HPC System Administrator

Apr 05, 2017
Institution Type
Four-Year Institution
About The Unit: The University of Chicago Research Computing Center (RCC), a unit in the Office of the Vice President for Research and for National Laboratories (OVPRNL), provides high-end research computing resources to researchers at the University of Chicago. It is dedicated to enabling research by providing access to centrally managed High Performance Computing (HPC), storage, and visualization resources. These resources include hardware, software, high-level scientific and technical user support, and the education and training required to help researchers make full use of modern HPC technology and local and national supercomputing resources. The Office of the Vice President for Research and for National Laboratories oversees the conduct of sponsored research, technology transfer, research program development, multi-institutional research institutes, national laboratory board, and contract management functions. OVPRNL supports the development and coordination of research-related communications and educational programs at The University of Chicago. OVPRNL oversees the management of two Department of Energy contracts for Argonne National Laboratory and Fermi National Accelerator Laboratory. When combined with the Lab R&D budgets, the office oversees approximately $1.4 billion in sponsored research. OVPRNL works closely with individual scholars, departments, and divisions to encourage, seed, and coalesce research across the University, Argonne, and Fermilab campuses.

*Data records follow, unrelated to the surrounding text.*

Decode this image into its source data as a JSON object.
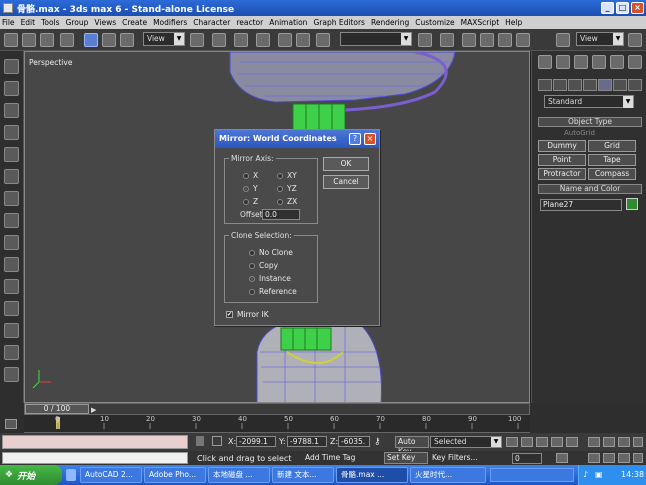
{
  "window": {
    "title": "骨骼.max - 3ds max 6 - Stand-alone License",
    "min": "_",
    "max": "□",
    "close": "×"
  },
  "menu": [
    "File",
    "Edit",
    "Tools",
    "Group",
    "Views",
    "Create",
    "Modifiers",
    "Character",
    "reactor",
    "Animation",
    "Graph Editors",
    "Rendering",
    "Customize",
    "MAXScript",
    "Help"
  ],
  "toolbar": {
    "ref_coord": "View",
    "selection_set": "",
    "view_right": "View"
  },
  "viewport": {
    "label": "Perspective"
  },
  "command_panel": {
    "category": "Standard",
    "object_type_header": "Object Type",
    "autogrid_label": "AutoGrid",
    "buttons": [
      "Dummy",
      "Grid",
      "Point",
      "Tape",
      "Protractor",
      "Compass"
    ],
    "name_color_header": "Name and Color",
    "object_name": "Plane27",
    "object_color": "#2e8b2e"
  },
  "dialog": {
    "title": "Mirror: World Coordinates",
    "help": "?",
    "close": "×",
    "mirror_axis_label": "Mirror Axis:",
    "axes": [
      {
        "label": "X",
        "selected": false
      },
      {
        "label": "Y",
        "selected": true
      },
      {
        "label": "Z",
        "selected": false
      },
      {
        "label": "XY",
        "selected": false
      },
      {
        "label": "YZ",
        "selected": false
      },
      {
        "label": "ZX",
        "selected": false
      }
    ],
    "offset_label": "Offset:",
    "offset_value": "0.0",
    "ok": "OK",
    "cancel": "Cancel",
    "clone_label": "Clone Selection:",
    "clone_options": [
      {
        "label": "No Clone",
        "selected": false
      },
      {
        "label": "Copy",
        "selected": false
      },
      {
        "label": "Instance",
        "selected": true
      },
      {
        "label": "Reference",
        "selected": false
      }
    ],
    "mirror_ik_label": "Mirror IK",
    "mirror_ik_checked": "✔"
  },
  "timeline": {
    "slider": "0 / 100",
    "ticks": [
      "0",
      "10",
      "20",
      "30",
      "40",
      "50",
      "60",
      "70",
      "80",
      "90",
      "100"
    ]
  },
  "status": {
    "x_label": "X:",
    "x_value": "-2099.1",
    "y_label": "Y:",
    "y_value": "-9788.1",
    "z_label": "Z:",
    "z_value": "-6035.",
    "prompt": "Click and drag to select",
    "add_time_tag": "Add Time Tag",
    "auto_key": "Auto Key",
    "set_key": "Set Key",
    "key_mode": "Selected",
    "key_filters": "Key Filters...",
    "frame": "0"
  },
  "taskbar": {
    "start": "开始",
    "tasks": [
      "AutoCAD 2...",
      "Adobe Pho...",
      "本地磁盘 ...",
      "新建 文本...",
      "骨骼.max ...",
      "火星时代..."
    ],
    "clock": "14:38"
  }
}
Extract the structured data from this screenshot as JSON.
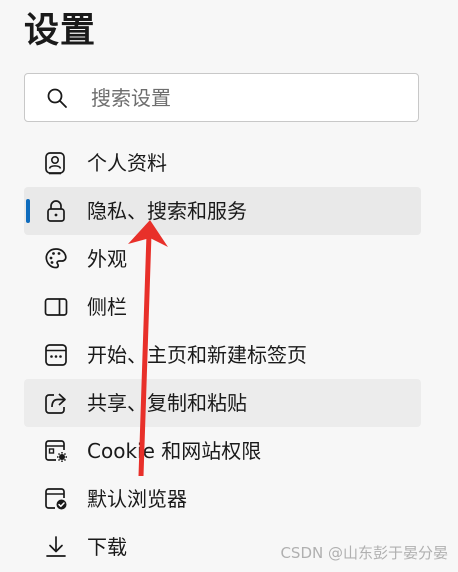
{
  "page": {
    "title": "设置"
  },
  "search": {
    "placeholder": "搜索设置",
    "icon": "search-icon"
  },
  "nav": {
    "items": [
      {
        "label": "个人资料",
        "icon": "profile-icon"
      },
      {
        "label": "隐私、搜索和服务",
        "icon": "lock-icon",
        "selected": true
      },
      {
        "label": "外观",
        "icon": "palette-icon"
      },
      {
        "label": "侧栏",
        "icon": "sidebar-icon"
      },
      {
        "label": "开始、主页和新建标签页",
        "icon": "home-tab-icon"
      },
      {
        "label": "共享、复制和粘贴",
        "icon": "share-icon",
        "hovered": true
      },
      {
        "label": "Cookie 和网站权限",
        "icon": "cookie-site-icon"
      },
      {
        "label": "默认浏览器",
        "icon": "default-browser-icon"
      },
      {
        "label": "下载",
        "icon": "download-icon"
      }
    ]
  },
  "colors": {
    "accent": "#0f6cbd",
    "annotation_arrow": "#e8302a",
    "selected_bg": "#e9e9e9"
  },
  "watermark": "CSDN @山东彭于晏分晏"
}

Unit Job Summary: HPC System Administrator: The University of Chicago is seeking a highly qualified HPC system administrator to join its system and operation team that builds and manages RCC HPC systems and facility operations. The individual in this position will be involved in the procurement and management of HPC hardware and software. The responsibilities include but are not limited to: - Installing, configuring, and maintaining large computer clusters/servers and software. - Day-to-day operations of the systems including systems administration, monitoring and storage performance up to and including network components. - Management of the system's network switch, parallel file system and HPC software stack and tools. - Configuration of the scheduling and queuing system. - Diagnosing and resolving system operational problems quickly and effectively. - Coordinating with vendors to resolve hardware and software problems. - Assist users with access and other help desk ticket requests or issues. - Building and deploying open source software and software from vendors/partners. - Providing reliable and efficient backups/restores for all managed systems. - Documenting system administration procedures for routine and complex tasks. - Maintaining and monitoring the security of the HPC systems and servers. - Other duties as assigned.

Unit Education: Bachelor's degree in Computer Science or closely related field OR at least five years experience in HPC system administration or managing large HPC clusters required.

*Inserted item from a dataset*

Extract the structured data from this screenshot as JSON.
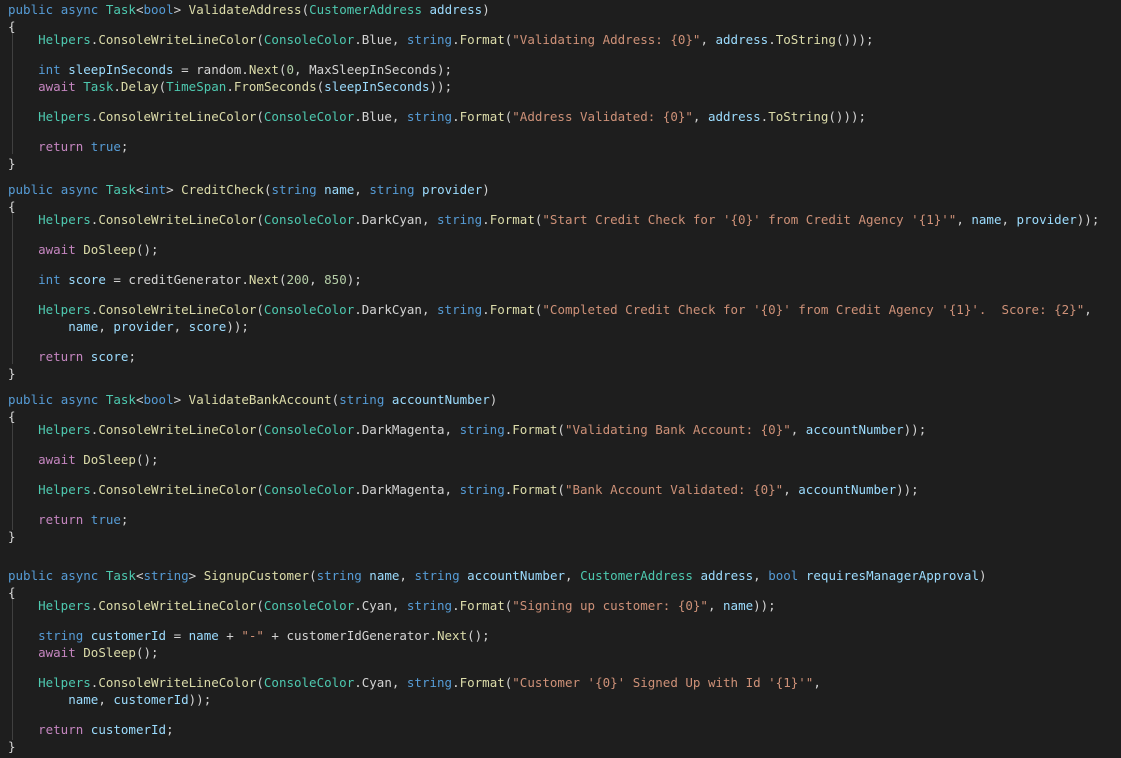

Unit Experience: - A minimum of three years of full time Linux system administration experience in a large distributed computing environment required. - Experience with installing, configuring, and maintaining job management support tools (such as Moab, TORQUE, SLURM, PBS, etc) required. - Experience installing MPI libraries and OpenMP required. - Experience with operating system deployment tools (e.g.: XCAT, ROCKS) preferred. - Experience configuring, administering, and supporting storage subsystems (e.g.: IBM, NetApp, DataDirect Network, LSI, etc.) preferred. - Experience with one or more distributed file systems (Lustre, Gluster, GPFS, GFS, IBRIX, PVFS, etc.) required. - Direct experience working with Infiniband (must at least be able to demonstrate a working knowledge of Infiniband concepts, OFED layers, sub-net managers) required. - Experience configuring, installing, tuning and maintaining scientific application software preferred. - At least two years experience in providing support for Linux HPC cluster used for scientific research preferred. - Experience supporting HPC compilers and libraries preferred. - Scientific programming experience preferred. - Experience configuring, installing, maintaining and/or using performance monitoring and optimization tools preferred.

Unit Job Function Competencies: -Excellent interpersonal and communication skills required. -Ability to plan, organize, prioritize tasks, and complete assigned projects with minimal supervision required. -Ability to develop and maintain programs and scripts that aid in the operation and automation of administrative tasks using various shell and scripting languages (Bash, Perl, Python) required.